Ele são os contratos a prazo, os contratos à tarefa, os recibos verdes inflacionados pelo próprio Estado patrão, os contratos à tarefa, os contratos à hora, os contratos a tempo parcial, muitos dos quais só no nome assim se configuram.

Mas a verdade é que, mesmo assim, o direito constitucional à segurança no emprego, conquistado com Abril, continua a ser o esteio que torna possível, houvesse vontade política para tanto, combater a ilegalidade, a autêntica subversão do direito laboral.

Que tal acontece em nome da competitividade das empresas, dizem-nos. Em nome da produtividade, asseveram-nos. E até, juram, com despudor, que tudo se faz contra o direito fundamental dos trabalhadores em nome dos próprios trabalhadores.

Na própria Consulta pública prévia a este debate, dirigida tão só aos organismos representativos dos trabalhadores, como estabelece a lei, pudemos verificar que uma confederação patronal veio desenvolver uma acérrima crítica ao Projecto de lei em nome da competitividade das empresas. Adiantando-se, ao emitir o Parecer àquilo que já considera favas contadas. Se o Governo já acordou com o patronato, tornar obrigatória a consulta das Associações Patronais na elaboração da Legislação de trabalho, consulta que a Constituição reserva para os trabalhadores, por que não adiantar-se e tomar já posição na linha de partida?

E o despudor é tanto que já nem o diploma do Governo Cavaco e Silva sobre cedência ocasional de trabalhadores corresponde, dizem, às necessidades de competitividade e de produtividade das empresas. Classificando-o, pasme-se, como excessivamente rígido.

Não é essa a nossa opinião.

Aliás os dados demonstram que todos os diplomas que se introduzem na ordem jurídica, em nome daquela competitividade, causam efeitos devastadores na sociedade e na economia dos países.

E já que nas matérias laborais, os modelos estrangeiros têm servido para desregulamentar as relações laborais, para desfigurar o nosso direito laboral, bom seria que atentássemos nas graves consequências sociais e económicas, de tais modelos.

O relatório anual do Conselho Superior de Emprego Francês divulgado em Janeiro de 1997, relativamente à flexibilidade do mercado de trabalho iniciada nos anos 80, revela que, tendo constituído a pedra angular da política de emprego, produziu precisamente efeitos contrários:


Surpreende, pois, que venham anunciadas medidas negociadas na concertação social, que se traduzem num autêntico pacote anti laboral, que mais não fazem do que continuar a via da flexibilização, em manifesta derrocada no final da presente década.

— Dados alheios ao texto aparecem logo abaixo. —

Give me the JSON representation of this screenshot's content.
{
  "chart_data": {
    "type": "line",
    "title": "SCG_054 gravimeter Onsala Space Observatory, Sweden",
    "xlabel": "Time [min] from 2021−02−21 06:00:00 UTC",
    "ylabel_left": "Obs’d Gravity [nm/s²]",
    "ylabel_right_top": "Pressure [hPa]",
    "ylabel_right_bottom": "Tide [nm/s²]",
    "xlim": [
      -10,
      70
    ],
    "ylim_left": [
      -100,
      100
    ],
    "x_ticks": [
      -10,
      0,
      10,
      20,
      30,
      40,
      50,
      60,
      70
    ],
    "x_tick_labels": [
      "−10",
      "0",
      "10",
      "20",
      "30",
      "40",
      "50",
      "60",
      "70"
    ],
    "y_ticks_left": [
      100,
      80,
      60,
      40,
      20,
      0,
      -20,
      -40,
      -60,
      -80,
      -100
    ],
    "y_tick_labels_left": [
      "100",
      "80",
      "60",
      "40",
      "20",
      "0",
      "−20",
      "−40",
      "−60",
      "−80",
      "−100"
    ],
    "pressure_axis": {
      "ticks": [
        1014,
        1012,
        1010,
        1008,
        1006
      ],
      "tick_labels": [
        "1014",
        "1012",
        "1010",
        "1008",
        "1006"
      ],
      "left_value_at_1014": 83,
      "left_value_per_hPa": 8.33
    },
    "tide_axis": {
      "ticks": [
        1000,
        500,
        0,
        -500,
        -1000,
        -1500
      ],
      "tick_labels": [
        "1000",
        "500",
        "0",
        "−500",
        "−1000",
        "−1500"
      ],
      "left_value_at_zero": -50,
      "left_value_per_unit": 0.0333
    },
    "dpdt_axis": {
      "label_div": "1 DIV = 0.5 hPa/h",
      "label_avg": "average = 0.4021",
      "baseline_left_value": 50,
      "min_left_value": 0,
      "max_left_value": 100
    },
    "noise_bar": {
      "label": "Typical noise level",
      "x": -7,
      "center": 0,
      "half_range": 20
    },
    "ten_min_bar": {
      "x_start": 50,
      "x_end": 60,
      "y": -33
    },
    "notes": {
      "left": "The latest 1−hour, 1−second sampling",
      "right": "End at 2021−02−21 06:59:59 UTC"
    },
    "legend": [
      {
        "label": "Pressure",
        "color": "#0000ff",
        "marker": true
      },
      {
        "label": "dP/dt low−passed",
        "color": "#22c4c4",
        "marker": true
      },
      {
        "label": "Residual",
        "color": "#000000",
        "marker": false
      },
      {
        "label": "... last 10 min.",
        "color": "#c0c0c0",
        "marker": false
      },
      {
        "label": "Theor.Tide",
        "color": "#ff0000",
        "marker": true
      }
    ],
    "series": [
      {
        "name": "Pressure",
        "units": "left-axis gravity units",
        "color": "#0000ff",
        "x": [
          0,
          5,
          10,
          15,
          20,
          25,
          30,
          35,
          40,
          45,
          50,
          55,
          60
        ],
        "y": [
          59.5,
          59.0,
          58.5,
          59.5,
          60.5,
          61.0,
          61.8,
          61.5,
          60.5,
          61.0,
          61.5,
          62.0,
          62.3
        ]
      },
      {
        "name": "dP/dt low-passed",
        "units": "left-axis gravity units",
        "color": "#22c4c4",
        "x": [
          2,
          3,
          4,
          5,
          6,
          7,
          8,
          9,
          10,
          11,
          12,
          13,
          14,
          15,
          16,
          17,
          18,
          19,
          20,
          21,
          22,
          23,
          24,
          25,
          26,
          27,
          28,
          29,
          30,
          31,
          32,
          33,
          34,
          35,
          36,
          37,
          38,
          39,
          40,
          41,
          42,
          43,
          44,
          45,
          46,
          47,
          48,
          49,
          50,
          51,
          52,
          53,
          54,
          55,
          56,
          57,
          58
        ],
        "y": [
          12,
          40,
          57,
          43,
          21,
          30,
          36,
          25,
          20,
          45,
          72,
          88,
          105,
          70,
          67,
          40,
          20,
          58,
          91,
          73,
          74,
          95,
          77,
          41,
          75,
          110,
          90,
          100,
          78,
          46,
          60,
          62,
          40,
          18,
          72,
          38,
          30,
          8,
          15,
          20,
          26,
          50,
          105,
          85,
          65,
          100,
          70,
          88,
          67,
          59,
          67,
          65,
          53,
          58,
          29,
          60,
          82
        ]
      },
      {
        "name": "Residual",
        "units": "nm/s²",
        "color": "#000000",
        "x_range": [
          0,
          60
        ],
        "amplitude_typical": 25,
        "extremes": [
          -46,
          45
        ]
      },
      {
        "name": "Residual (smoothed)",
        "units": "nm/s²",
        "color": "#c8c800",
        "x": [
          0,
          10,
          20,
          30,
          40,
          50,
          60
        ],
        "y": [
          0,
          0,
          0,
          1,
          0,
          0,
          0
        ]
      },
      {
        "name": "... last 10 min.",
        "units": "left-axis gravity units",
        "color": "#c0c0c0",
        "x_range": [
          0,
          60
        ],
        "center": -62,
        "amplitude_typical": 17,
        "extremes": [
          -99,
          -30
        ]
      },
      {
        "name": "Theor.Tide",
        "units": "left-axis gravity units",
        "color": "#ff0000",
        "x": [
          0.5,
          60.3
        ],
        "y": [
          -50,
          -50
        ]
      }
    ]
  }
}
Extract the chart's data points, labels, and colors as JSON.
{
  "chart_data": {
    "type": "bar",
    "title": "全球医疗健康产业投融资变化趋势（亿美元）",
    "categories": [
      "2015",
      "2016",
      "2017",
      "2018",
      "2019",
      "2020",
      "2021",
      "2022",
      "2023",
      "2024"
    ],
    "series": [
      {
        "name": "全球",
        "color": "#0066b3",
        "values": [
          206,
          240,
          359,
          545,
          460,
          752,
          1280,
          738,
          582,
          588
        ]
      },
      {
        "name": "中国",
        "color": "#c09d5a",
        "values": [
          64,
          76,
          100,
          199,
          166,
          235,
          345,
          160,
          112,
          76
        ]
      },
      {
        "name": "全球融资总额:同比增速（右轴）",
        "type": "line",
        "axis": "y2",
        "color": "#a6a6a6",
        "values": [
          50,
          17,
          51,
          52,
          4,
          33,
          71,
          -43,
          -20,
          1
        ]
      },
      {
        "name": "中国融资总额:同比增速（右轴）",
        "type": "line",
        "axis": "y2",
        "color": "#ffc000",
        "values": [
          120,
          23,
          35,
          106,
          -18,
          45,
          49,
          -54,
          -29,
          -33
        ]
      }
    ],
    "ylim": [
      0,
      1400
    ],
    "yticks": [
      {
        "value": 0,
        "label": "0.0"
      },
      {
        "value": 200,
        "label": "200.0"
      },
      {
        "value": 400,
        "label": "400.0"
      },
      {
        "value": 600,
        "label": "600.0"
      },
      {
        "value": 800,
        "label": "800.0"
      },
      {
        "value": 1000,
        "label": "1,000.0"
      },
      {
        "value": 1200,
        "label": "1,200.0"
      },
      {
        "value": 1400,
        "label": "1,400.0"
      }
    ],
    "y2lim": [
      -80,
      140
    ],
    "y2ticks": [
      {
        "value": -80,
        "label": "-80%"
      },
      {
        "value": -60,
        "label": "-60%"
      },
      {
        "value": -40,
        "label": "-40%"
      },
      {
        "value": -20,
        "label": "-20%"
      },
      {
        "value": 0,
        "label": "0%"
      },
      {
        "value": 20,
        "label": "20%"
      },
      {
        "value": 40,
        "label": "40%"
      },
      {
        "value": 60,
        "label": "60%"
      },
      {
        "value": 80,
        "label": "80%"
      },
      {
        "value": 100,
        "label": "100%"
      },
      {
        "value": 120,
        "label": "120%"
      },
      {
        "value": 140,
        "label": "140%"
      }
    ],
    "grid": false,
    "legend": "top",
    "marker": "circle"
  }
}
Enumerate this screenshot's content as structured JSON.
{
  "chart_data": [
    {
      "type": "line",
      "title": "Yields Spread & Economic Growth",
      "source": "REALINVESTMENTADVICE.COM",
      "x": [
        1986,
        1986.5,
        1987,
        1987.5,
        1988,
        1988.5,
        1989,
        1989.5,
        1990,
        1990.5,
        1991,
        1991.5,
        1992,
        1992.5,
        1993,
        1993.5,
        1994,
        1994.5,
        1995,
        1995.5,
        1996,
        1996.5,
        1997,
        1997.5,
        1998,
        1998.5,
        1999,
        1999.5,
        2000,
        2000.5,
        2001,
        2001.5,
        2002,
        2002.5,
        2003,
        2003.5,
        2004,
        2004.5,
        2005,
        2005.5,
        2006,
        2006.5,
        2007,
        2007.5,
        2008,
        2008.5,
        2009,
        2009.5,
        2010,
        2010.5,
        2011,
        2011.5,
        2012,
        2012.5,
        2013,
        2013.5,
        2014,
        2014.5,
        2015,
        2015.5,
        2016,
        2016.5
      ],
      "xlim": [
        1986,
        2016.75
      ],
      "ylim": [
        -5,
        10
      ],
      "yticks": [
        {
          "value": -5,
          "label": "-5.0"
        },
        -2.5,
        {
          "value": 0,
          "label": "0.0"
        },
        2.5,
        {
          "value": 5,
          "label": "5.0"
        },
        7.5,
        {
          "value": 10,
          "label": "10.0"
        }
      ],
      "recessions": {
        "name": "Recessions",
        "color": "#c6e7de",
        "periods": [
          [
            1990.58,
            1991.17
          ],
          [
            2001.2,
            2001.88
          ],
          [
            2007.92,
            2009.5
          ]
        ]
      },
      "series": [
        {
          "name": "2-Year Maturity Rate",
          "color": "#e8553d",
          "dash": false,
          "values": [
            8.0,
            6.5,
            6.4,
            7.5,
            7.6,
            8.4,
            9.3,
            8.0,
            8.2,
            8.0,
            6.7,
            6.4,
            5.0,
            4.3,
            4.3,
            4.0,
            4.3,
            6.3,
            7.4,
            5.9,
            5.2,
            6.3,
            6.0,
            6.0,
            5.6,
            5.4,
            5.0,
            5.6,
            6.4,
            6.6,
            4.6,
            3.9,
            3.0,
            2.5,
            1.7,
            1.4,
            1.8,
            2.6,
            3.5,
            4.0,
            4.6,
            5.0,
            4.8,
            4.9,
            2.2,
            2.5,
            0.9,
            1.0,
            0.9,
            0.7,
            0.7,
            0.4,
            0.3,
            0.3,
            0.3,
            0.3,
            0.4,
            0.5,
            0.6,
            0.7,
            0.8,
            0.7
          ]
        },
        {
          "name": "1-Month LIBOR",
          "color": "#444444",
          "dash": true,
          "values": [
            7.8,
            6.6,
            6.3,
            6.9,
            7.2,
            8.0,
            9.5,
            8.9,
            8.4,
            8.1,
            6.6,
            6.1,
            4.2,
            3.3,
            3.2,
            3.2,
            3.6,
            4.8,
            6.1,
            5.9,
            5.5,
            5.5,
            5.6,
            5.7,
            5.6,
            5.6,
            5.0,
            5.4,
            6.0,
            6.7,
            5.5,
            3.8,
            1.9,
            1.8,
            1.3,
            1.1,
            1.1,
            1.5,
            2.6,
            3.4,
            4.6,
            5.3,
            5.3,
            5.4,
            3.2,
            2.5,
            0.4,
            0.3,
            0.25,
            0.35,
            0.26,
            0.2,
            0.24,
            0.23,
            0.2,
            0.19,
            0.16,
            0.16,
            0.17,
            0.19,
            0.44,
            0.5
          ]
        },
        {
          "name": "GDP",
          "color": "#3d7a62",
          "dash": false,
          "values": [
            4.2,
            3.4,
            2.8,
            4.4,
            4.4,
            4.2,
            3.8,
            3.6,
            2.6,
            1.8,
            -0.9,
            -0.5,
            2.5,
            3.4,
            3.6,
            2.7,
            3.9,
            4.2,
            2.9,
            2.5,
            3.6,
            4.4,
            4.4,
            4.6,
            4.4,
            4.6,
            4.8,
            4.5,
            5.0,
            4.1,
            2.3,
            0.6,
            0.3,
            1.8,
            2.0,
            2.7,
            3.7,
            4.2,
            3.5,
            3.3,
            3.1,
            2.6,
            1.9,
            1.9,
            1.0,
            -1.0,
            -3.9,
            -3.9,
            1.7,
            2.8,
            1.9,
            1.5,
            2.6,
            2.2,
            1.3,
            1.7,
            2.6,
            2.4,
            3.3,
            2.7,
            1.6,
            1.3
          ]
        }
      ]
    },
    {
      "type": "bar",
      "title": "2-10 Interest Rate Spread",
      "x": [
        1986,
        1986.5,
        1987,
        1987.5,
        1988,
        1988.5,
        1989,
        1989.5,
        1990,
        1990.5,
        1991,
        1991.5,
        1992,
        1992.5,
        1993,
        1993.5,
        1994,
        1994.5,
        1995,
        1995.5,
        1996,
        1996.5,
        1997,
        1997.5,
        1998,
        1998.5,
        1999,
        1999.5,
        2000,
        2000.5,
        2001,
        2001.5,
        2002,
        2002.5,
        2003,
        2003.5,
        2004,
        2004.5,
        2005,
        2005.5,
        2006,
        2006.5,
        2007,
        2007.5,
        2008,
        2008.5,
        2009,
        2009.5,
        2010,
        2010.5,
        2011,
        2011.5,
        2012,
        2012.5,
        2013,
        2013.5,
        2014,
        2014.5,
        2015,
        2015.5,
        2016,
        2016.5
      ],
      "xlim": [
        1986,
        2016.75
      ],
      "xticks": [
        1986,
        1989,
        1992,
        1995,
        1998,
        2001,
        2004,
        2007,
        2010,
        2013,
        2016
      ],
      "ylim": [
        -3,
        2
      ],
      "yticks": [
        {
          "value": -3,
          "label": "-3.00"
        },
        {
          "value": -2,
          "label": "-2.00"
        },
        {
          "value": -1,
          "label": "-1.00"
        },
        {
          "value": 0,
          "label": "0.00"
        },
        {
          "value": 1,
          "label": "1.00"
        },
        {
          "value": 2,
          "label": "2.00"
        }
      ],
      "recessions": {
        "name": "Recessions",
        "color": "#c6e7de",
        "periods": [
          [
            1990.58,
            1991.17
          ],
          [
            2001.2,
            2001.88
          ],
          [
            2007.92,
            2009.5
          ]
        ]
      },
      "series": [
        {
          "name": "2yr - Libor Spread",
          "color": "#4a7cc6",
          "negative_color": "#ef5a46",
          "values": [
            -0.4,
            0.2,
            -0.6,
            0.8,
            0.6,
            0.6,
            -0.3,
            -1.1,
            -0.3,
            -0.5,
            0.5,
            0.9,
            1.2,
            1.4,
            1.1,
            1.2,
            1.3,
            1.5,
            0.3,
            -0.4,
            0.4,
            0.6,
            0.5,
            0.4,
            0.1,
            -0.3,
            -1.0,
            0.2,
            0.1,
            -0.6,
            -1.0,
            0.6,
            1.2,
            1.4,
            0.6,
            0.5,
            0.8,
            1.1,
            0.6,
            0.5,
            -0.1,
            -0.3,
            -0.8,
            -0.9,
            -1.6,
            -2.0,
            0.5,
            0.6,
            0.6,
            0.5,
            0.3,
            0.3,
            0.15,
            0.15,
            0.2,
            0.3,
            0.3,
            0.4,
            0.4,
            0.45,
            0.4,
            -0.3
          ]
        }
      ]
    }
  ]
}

Como acontece, por exemplo, com a anunciada legislação sobre contrato de trabalho a tempo parcial, à semelhança do que já se fez no estrangeiro. E que mais não produziria do que sub - emprego, diminuição do emprego a tempo inteiro, empobrecimento das famílias, incertezas quanto ao futuro, nomeadamente para os jovens e mulheres.

É inaceitável esta forma de partilha do trabalho, destinada a encobrir o desemprego.

A partilha do tempo de trabalho verdadeiramente criadora de empregos, é a que se consegue através da redução do tempo de trabalho num horário semanal estável, sem a flexibilização, sem a desregulamentação dos tempos livres dos trabalhadores.

Nos últimos tempos, em certos sectores de actividade, por via do recurso a cedências ocasionais de trabalhadores e mesmo à figura espúria de cedência definitiva de trabalhadores, assistimos a uma ofensiva relativamente ao direito à segurança no emprego.

Tal aconteceu e acontece no sector da Banca e dos Seguros, na EDP e na Cimpor, por exemplo.

A EDP procedeu a cisões da empresa e à constituição de várias novas sociedades, lançando mão, contra os trabalhadores, das figuras de cedência ocasional de trabalhadores de umas empresas para outras, de requisição de trabalhadores com base no Decreto-Lei 358/89, e até, pasme-se, à cedência de trabalhadores a título definitivo.

Quanto a esta última figura, gostaríamos de recordar que a nossa legislação do trabalho contém no artigo 37º do Decreto-Lei 49.408, como escreveu o Professor Mota Pinto, uma derrogação ao direito comum da cessão da posição contratual. E é esse artigo 37º que deve merecer aperfeiçoamentos por forma a que sem quaisquer dúvidas nele se incluam as transferências de empresas operadas pelas mais diversas formas, e que a jurisprudência mais recente não tem enquadrado naquele dispositivo legal.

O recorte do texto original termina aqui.